For each metal, we will look at a graph of the basis and cobasis overlaid with the price of the dollar in terms of the respective metal. It will make it easier to provide terse commentary. The dollar will be represented in green, the basis in blue and cobasis in red.
Here is the gold graph.
Last week, we noted a small backwardation in the February contract and said, “A sign the fundamentals of gold are firming up. A little bit.”
Well, the price firmed up. A little bit. And with that, the backwardation subsided.
Now let’s look at silver.
With the falling dollar (measured in silver, i.e. a rising price of silver as measured in dollars) the cobasis has dropped significantly. It dropped for farther contracts too.
Like it or not, we observe yet again the same pattern. A price change corresponds to a change in the bases. Speculators are repositioning and it shows in the data. Could they take the silver price all the way to $17? You bet (well, we don’t recommend this bet). How about $18 or $19? Wouldn’t surprise us in the least (well $19 is less likely than $18 and that’s less likely than $17).
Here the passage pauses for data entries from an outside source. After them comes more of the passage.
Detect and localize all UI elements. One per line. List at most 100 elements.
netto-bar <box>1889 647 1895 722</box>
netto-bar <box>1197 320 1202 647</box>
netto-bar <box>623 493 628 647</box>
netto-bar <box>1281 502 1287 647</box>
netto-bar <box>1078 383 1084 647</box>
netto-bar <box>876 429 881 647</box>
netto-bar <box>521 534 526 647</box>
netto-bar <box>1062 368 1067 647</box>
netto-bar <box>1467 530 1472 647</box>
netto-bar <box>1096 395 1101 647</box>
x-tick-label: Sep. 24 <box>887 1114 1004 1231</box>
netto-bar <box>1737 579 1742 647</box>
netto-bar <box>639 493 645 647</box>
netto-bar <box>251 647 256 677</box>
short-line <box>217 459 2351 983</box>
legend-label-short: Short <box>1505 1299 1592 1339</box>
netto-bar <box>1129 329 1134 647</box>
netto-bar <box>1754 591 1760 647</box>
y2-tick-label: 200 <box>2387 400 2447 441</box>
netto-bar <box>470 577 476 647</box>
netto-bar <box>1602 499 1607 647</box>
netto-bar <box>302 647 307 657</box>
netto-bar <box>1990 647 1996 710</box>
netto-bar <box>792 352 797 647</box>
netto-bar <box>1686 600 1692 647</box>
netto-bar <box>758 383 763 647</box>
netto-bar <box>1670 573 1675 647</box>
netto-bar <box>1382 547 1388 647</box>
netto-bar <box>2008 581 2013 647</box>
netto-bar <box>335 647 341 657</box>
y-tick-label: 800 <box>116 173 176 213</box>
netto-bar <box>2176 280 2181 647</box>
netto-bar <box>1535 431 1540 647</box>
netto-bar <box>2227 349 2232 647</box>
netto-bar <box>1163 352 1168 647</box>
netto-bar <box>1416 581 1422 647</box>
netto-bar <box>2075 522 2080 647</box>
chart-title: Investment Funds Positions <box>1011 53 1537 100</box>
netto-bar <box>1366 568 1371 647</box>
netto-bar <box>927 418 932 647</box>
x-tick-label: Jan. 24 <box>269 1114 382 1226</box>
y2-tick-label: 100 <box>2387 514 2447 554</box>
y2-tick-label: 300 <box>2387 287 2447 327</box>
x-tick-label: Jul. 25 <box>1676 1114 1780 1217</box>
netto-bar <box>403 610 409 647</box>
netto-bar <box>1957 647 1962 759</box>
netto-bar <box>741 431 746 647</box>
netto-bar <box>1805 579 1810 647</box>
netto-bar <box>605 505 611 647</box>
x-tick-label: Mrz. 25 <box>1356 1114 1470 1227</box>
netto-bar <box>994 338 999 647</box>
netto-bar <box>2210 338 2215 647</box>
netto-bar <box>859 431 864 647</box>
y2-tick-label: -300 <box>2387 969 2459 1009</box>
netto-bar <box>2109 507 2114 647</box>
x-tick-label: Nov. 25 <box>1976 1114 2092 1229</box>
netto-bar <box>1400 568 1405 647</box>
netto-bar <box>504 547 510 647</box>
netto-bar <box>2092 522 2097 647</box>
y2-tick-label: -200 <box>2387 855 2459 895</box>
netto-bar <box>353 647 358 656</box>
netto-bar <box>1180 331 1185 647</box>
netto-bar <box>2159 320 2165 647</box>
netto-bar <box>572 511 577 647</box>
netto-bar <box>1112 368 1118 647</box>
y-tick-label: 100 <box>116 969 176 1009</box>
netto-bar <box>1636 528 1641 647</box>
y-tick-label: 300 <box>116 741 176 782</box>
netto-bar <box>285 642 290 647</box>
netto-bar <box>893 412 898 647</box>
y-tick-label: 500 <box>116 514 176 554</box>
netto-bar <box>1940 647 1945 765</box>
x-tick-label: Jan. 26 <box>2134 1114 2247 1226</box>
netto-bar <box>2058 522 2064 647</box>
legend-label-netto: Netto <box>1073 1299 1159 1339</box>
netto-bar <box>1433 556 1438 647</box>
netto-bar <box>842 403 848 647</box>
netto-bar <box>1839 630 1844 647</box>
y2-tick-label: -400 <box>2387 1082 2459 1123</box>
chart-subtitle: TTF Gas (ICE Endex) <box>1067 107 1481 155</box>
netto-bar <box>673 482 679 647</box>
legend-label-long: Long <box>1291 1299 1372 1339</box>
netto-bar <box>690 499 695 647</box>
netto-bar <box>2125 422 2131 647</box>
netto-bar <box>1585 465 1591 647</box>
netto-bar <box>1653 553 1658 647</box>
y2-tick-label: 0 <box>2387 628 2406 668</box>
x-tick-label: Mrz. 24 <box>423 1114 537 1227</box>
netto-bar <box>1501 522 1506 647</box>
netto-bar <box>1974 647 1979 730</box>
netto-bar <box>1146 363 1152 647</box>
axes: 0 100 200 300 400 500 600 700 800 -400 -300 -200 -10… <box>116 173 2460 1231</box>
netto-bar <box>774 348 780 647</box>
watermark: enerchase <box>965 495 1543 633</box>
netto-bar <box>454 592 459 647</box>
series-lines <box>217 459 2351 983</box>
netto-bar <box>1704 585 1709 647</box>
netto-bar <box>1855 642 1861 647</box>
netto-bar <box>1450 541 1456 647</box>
There’s just one problem, if you rely on speculators to take the price up. They are using leverage, and they need to sell sooner or later. Either to take profits (as they reckon them, in dollars) or to cut losses. They can’t do all the heavy lifting without hoarders of metal. A falling cobasis along with a rising price means that hoarders are either buying less, or selling more.
In gold, we calculate a fundamental price a few bucks above the current market price. In silver, it’s about a buck fifty below the current market.